JERUSALEM — After 27 years in exile fighting for Palestinian independence, PLO Chairman Yasser Arafat returns today to the Gaza Strip, his ancestral homeland, as the head of the new Palestinian government there.
Palestinians plan a hero's welcome for the guerrilla leader, greeting him as the liberator who ended the long Israeli occupation of Gaza and put their nation on what they hope is the road to statehood.
"We expect thousands of Palestinian citizens to come from everywhere to welcome him in Gaza," Nabil Shaath, the Palestinian planning minister and a close Arafat adviser, said in Cairo. "There is a happy mood. People have all really welcomed this agreement (on Palestinian autonomy), they welcomed the freedom it has brought, the safety, the freedom from fear. This is the start of Palestine."
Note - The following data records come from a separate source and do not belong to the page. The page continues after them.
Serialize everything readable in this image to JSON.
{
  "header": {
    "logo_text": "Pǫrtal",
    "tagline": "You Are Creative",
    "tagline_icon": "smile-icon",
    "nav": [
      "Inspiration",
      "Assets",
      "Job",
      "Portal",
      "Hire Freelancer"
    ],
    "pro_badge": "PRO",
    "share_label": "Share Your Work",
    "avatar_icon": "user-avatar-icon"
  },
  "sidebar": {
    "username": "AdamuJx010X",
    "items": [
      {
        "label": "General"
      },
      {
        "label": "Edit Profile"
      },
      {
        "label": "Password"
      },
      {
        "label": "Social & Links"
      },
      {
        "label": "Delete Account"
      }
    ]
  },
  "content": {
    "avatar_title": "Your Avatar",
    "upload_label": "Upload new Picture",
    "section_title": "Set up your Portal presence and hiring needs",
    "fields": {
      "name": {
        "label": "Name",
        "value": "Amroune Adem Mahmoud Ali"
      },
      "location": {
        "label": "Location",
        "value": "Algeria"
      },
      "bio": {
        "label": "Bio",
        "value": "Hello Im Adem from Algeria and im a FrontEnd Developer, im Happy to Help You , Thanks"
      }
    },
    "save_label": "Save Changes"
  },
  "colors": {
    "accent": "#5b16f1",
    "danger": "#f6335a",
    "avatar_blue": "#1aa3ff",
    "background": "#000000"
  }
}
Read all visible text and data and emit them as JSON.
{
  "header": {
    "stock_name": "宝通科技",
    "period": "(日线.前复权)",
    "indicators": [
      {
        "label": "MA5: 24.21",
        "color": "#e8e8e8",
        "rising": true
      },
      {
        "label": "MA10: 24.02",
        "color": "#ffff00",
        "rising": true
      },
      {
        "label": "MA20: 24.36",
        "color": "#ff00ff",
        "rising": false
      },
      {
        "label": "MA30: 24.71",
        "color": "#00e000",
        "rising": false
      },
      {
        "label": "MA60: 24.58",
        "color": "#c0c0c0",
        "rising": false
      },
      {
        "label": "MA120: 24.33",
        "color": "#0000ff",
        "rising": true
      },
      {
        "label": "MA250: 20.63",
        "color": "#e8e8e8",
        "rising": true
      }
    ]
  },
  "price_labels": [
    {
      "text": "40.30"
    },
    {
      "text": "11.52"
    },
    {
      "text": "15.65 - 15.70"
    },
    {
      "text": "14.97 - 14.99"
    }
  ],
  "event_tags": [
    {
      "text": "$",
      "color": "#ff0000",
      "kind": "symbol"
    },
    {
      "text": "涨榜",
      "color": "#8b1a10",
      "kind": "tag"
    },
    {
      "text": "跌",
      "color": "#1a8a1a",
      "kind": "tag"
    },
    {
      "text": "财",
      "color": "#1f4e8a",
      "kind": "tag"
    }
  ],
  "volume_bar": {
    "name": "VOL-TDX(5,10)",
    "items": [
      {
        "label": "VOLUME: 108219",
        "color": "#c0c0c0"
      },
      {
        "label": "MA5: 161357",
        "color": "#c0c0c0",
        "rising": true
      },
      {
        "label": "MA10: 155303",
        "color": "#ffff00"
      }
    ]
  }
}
Arafat, in an unexpected and conciliatory gesture to religious Israelis, agreed Thursday to move up his arrival by a day so he would not arrive on Saturday, the Jewish Sabbath.
In Jerusalem, thousands of Jewish settlers from the Gaza Strip and the occupied West Bank began to gather to protest his arrival in Gaza and prevent any attempt by him to pray at Islamic shrines here.
Prime Minister Yitzhak Rabin accused the settlers and right-wing parties of planning not only to paralyze Jerusalem with protests but to seize government buildings and incite violence between Jews and Arabs. He said there are no plans for Arafat to visit Jerusalem.
As demonstrators blocked two of the city's main entrances Thursday evening, Rabin warned that the government would "use full force to preserve law and order and to prevent clashes pitting Jew against Jew and Jew against Arab." Police arrested several settler leaders during scuffles.
A mass demonstration is planned for Saturday night. But protests will begin today with an attempt by Jewish settlers to form a human chain around Jerusalem's Old City as Muslims gather for midday Friday prayers at Al Aqsa mosque.
"We have to inflame Jerusalem, and then we have to inflame the whole country," Deputy Mayor Shmuel Meir, one of the organizers of the anti-Arafat protests, said, "so Rabin won't even think about bringing that man into Jerusalem."
Rehavam Zeevi, leader of the ultranationalist Moledet (Homeland) Party, citing past killings of Israelis by Palestine Liberation Organization guerrillas, said, "It's as though Hitler--a little Hitler--came to step on the Jews' land in order to look at the relatives of those he murdered and to choose his next victims."